La création du papier-monnaie n’était point faite pour le relever ; de plus, il est atteint par les mesures inquisitoriales qui marquent l’esprit soupçonneux de l’époque, et un arrêté de février 1793 prescrit d’y faire le relevé de tout ce qui appartient aux émigrés. Le 20 nivôse de l’an II, la constitution du Mont-de-Piété est modifiée profondément par un arrêté du département ; à l’avenir, il sera sous la direction de six administrateurs indépendants les uns des autres. Le résultat d’une telle organisation ne se fait pas attendre ; les nouveaux titulaires se dénoncent les uns les autres, et l’on s’inquiète surtout de savoir où l’on placera le buste de Marat dans la cour de l’établissement.
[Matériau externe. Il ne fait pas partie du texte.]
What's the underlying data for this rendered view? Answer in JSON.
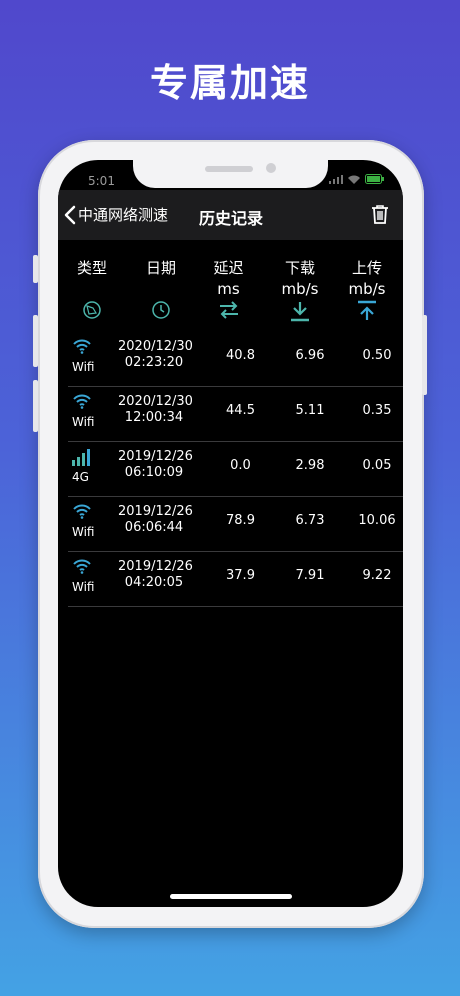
{
  "headline": "专属加速",
  "status": {
    "time": "5:01"
  },
  "nav": {
    "back_label": "中通网络测速",
    "title": "历史记录"
  },
  "columns": [
    {
      "label": "类型",
      "unit": ""
    },
    {
      "label": "日期",
      "unit": ""
    },
    {
      "label": "延迟",
      "unit": "ms"
    },
    {
      "label": "下载",
      "unit": "mb/s"
    },
    {
      "label": "上传",
      "unit": "mb/s"
    }
  ],
  "rows": [
    {
      "type": "Wifi",
      "date": "2020/12/30",
      "time": "02:23:20",
      "latency": "40.8",
      "download": "6.96",
      "upload": "0.50",
      "icon": "wifi-icon"
    },
    {
      "type": "Wifi",
      "date": "2020/12/30",
      "time": "12:00:34",
      "latency": "44.5",
      "download": "5.11",
      "upload": "0.35",
      "icon": "wifi-icon"
    },
    {
      "type": "4G",
      "date": "2019/12/26",
      "time": "06:10:09",
      "latency": "0.0",
      "download": "2.98",
      "upload": "0.05",
      "icon": "cellular-signal-icon"
    },
    {
      "type": "Wifi",
      "date": "2019/12/26",
      "time": "06:06:44",
      "latency": "78.9",
      "download": "6.73",
      "upload": "10.06",
      "icon": "wifi-icon"
    },
    {
      "type": "Wifi",
      "date": "2019/12/26",
      "time": "04:20:05",
      "latency": "37.9",
      "download": "7.91",
      "upload": "9.22",
      "icon": "wifi-icon"
    }
  ],
  "colors": {
    "accent": "#3aa7d6",
    "teal": "#4db6ac",
    "background": "#000000"
  }
}
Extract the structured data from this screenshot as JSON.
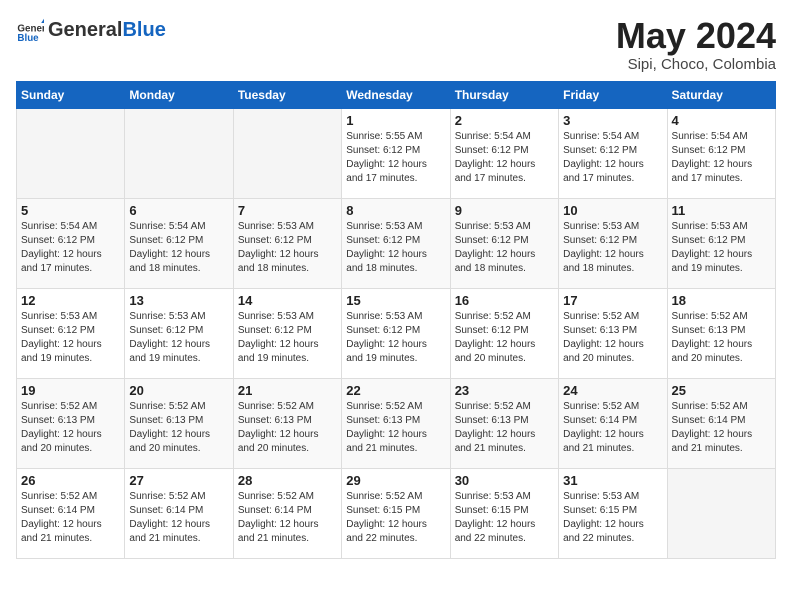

En matière de finances, la cacophonie est à son comble. Une loi du 11 avril 1793 déclare que l’argent est une marchandise comme une autre ; dès lors, la valeur conventionnelle qui lui est attribuée disparaît ; quel que soit le taux d’intérêt exigé, il n’y a plus d’usure. Cette loi ne vit pas longtemps, elle est rapportée le 6 floréal an II, mais elle est rétablie par une loi du 8 thermidor an IV. En présence de ces contradictions économiques, de l’affluence immodérée des assignats, le Mont-de-Piété n’avait plus de raison d’être, et l’on peut dire qu’il

  1. Voir Pièces justificatives, 1.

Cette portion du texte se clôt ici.